Sunday, July 13, 2008

waiting

i hate waiting. need new things to keep myself busy. three weeks, four weeks, five weeks. HOW MUCH LONGER?? UGGH. I don''t know. Everyone says it will go by fast. I sure hope so. Right now, it's creeping. 

I'm so occupied by the pain from the scar tissue, I don't know what to do with myself. Sometimes, it's just too much. Lower back pain. nerve pain. site pain. Darvocet helps but you have to overlap it. to stay pain free. and i don't wanna do that. cause the pain only lasts for about 2 wks. and i wanna know when it goes away. 

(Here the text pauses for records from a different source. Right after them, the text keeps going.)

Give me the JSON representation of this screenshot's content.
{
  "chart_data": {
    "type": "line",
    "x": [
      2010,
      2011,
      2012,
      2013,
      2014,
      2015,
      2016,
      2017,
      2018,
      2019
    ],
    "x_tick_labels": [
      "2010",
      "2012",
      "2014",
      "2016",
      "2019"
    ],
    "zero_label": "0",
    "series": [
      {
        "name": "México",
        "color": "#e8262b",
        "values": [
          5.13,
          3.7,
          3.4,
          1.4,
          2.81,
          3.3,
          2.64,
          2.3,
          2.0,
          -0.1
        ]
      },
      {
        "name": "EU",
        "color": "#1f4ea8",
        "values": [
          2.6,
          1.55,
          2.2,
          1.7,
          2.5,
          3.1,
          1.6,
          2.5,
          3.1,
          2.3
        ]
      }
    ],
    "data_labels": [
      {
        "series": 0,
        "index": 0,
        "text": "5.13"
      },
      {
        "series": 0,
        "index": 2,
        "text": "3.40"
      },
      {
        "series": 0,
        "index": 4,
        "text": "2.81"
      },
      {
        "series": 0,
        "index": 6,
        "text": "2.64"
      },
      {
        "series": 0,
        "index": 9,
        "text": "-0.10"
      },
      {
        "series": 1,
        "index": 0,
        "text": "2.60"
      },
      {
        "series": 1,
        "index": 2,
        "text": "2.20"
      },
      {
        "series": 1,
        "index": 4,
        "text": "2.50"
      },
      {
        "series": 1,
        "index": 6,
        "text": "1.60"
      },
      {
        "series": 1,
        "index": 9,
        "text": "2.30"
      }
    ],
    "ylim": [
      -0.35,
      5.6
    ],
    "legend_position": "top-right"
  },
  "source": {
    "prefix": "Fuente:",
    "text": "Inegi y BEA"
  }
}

I guess when it stops waking me up at night.

Monday, July 7, 2008

All of a sudden

I'm scared. what if i die. what if i get leaks? what if there are complications? So many what if's. I don't know what to think anymore. Now that it's definate, it's more than a dream or an idea. It's too real. Do I really want this?? Yes. And no. Who really wants an operation. I'm gonna take a bath and relax.

Surgery

My surgery date is AUGUST 11th !!!! I have to see the doctor on the 31st of July and then it's a week's wait and then SURGERY. OMG! Time will fly !

I might have a date !!!

I called first thing this morning and I got her!!! My tentative date is AUGUST the 11th. Yahoo!!! I'll know for sure by 5PM.I am so happy!

Saturday, July 5, 2008

VBlog

I started a video blog on YouTube. Sometimes it's easier to  talk than write. Here's the link Rny to DS.

Thursday, July 3, 2008

Monday's the day

That's the day I'm determined to talk to that "Tina" woman and get my surgery date. It will be one week and I have been 'impatient yet polite. only three messages." Very polite messages.  i'm gonna call at 8:15 monday  morning and try to catch her before she sees anyone. That will be my day's mission.

Wednesday, July 2, 2008

Deep Thought

I said some deep stuff in therapy on Tuesday. About DS and the reasons I want it and how I'm a bit afraid of how I'm gonna be, being smaller. After years of hiding behind fat, I won't be able to do that anymore. So, what do you do? EXPOSED. For who I really am. Oh, well. 

That's what I'm in therapy for I guess.